Yes, we all need a constitution, and without a consensus among the political parties, it is not possible to have one. Makes perfect sense, at least theoretically. But theories are good on paper. We live in a practical world where economic dividends and power define political actions. Constitution-making is neither economically profitable, nor does it bar politicians not engaged in its making ineligible to enjoy power. So why bother? Besides, each party has its own view as to how the constitution should be. The Maoists do not care about it, as they know very well that with the current configuration in the Constituent Assembly (CA), they cannot have the constitution of their liking. The major political parties of yesteryears want to have a constitution not very different from the 1990s, which they very well know is not possible given the fragmented political landscape and upsurge in ethnic consciousness. As far as ethnic parties are concerned, sticking to the ridiculously inflexible ethnic demands, which they themselves put on the backburner while in power, is the only way to remain in circulation in Nepali politics.

If the Maoists agree to the kind of the constitution that the NC and the UML want and the way they want the Nepal Army-People’s Liberation Army (PLA) merger to happen, it will be like mainstreaming into the post-1990 political system. If that is what they wanted, there was no need to fight the decade-long bloody insurgency. For the NC and UML, agreeing to the Maoists’ terms and conditions for constitution-writing and PLA merger would mean dwarfing their own future prospects. Why would they want to do that? The rude awakening that came with the Maoist victory in the CA election is enough to keep them skeptical toward the Maoists for a long time.

Every political parties on the ground will talk about the necessity of having a constitution and moving the political process forward but that is all we will get if the system is not forced to change. The change in guard is irrelevant at this point in time. The debate should be over whether or not the new prime minister will be able to achieve the things that we want him to achieve? If not, how does it matter?

There is a fault within the existing system, which political pundits, media, and the so- called intellectuals are collectively ignoring.
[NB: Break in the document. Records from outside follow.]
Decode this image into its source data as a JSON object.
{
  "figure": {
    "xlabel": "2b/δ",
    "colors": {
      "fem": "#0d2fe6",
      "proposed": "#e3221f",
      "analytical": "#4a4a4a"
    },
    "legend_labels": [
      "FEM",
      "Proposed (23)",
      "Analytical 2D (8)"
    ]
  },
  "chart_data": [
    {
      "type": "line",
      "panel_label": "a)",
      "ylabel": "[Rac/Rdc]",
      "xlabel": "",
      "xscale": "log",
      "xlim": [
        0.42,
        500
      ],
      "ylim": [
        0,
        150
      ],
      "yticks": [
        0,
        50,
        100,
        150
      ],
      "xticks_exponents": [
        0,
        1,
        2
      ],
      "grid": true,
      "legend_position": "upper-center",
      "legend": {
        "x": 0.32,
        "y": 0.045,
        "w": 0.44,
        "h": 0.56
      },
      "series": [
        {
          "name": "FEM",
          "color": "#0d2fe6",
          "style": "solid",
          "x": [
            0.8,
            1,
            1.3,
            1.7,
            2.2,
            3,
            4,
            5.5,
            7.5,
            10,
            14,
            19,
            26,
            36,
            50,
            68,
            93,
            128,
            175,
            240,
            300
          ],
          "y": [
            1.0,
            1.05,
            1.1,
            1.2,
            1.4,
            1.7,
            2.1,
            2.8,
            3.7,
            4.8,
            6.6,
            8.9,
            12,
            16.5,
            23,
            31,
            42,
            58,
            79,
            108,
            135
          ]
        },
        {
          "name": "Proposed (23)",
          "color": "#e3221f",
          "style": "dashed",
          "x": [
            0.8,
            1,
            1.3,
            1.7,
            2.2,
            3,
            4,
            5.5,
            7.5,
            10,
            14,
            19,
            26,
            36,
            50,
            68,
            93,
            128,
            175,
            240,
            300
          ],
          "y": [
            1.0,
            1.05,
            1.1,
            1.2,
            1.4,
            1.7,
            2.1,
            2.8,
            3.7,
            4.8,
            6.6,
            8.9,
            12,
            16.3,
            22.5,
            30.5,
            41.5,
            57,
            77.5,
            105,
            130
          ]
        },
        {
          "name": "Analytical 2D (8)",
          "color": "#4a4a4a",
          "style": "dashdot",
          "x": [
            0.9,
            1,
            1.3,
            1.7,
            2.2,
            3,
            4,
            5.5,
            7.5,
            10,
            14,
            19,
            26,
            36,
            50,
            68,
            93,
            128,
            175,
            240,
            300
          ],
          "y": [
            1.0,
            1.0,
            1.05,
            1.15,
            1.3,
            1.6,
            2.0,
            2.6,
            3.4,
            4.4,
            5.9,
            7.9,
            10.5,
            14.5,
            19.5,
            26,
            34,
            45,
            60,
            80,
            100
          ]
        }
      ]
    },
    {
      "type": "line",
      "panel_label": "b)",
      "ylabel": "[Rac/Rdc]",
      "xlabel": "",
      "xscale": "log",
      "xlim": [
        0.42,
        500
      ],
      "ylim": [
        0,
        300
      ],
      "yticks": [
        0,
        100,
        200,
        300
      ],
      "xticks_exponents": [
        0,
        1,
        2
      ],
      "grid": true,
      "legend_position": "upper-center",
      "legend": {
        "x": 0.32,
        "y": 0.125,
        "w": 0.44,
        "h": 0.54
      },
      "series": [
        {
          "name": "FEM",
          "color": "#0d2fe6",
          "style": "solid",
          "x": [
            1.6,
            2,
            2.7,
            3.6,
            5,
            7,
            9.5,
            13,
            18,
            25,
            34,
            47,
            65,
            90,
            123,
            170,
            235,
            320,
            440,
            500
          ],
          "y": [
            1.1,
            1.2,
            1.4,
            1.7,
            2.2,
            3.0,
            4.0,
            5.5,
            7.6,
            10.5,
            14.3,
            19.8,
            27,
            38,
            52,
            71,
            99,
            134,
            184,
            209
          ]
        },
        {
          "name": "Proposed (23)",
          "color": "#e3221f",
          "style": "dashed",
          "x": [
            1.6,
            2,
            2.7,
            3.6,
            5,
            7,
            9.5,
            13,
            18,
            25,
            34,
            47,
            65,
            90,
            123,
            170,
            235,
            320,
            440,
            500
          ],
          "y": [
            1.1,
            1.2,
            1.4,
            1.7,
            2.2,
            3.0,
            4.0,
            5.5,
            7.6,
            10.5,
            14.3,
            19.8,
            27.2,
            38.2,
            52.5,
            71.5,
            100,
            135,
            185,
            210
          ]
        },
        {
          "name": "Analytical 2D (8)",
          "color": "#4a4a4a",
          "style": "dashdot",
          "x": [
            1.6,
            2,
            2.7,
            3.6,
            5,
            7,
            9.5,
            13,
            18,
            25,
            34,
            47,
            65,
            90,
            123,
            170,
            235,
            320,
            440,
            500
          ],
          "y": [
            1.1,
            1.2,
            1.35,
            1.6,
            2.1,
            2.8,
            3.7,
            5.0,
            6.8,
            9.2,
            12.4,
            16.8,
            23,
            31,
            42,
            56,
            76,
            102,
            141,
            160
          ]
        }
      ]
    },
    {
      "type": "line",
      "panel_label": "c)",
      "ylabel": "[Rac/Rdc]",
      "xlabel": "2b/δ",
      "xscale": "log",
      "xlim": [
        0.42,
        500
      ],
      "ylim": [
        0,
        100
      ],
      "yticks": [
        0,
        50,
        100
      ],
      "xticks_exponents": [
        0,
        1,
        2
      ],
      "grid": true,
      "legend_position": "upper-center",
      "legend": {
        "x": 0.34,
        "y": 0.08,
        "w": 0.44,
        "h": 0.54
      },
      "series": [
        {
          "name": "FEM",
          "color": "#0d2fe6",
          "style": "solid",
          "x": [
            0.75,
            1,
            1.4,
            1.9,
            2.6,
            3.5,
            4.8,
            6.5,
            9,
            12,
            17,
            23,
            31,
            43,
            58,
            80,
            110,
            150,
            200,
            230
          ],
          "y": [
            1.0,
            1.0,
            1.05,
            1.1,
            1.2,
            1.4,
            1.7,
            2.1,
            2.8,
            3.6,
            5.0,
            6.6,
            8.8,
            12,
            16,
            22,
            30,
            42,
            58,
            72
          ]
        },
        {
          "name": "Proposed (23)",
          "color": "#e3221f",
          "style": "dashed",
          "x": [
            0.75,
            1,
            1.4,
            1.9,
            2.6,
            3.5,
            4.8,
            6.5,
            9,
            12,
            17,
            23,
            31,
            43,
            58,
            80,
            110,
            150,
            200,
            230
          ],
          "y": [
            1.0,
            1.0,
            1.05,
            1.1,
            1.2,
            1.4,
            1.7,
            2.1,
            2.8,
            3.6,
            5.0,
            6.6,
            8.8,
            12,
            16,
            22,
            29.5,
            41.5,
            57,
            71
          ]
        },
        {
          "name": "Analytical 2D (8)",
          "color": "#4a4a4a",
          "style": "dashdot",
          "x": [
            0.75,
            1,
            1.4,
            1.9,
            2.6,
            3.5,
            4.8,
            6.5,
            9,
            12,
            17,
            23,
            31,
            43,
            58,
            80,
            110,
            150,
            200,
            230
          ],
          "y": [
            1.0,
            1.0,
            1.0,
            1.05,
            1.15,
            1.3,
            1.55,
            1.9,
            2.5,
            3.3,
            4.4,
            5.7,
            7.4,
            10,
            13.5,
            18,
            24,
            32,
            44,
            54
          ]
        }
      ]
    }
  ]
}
Endless regurgitation of the need for consensus is not going to help ease the existing political stalemate, which actually is the result of the consistent abuse of the political system in the name of consensus. By forcing strange bedfellows to conjugate indefinitely, we are dwarfing the chances of realization of democracy. The realization of democracy is contingent upon rules of the game that provide political parties competing against one another a chance to govern within institutional systems that guarantee fairness and a genuine opportunity for alternation of power between competing parties. We need a political system that can punish crime and corruption, mediate between ethnic forces and competing economic interests and turf incompetents out peacefully.

There is no way that politicians are going to agree on the contentious issues, for example, whether or not the entire Madhes should be one province. Such issues determine the political career of many politicians who would be jobless if these issues are solved amicably. The best way to deal with such issues would be referendum. By trying to take a short-cut, we are wasting our time, resources, and energy, which need to be used in creating employment opportunities for youths. In the absence of decent employment opportunities, young Nepalis are being turned into hotheads by conniving separatists, radical ideologues, and criminals.

Our obsession with “political consensus” has allowed politicians to abuse the political system endlessly. They can conveniently choose chance over sovereignty; uncertainty over certainty; darkness over light. The only way to stop the free fall is to take the route that we should have taken after the CA failed to do its duty. We should have gone for fresh elections with contentious issues on the ballet. The process would have been much more transparent. By shying away from the democratic processes and forcing unusual bedfellows to remain in symbiotic relationship indefinitely, we are stifling the prospects of democratic consolidation. It is about time we identified the real problem behind the existing political stalemate.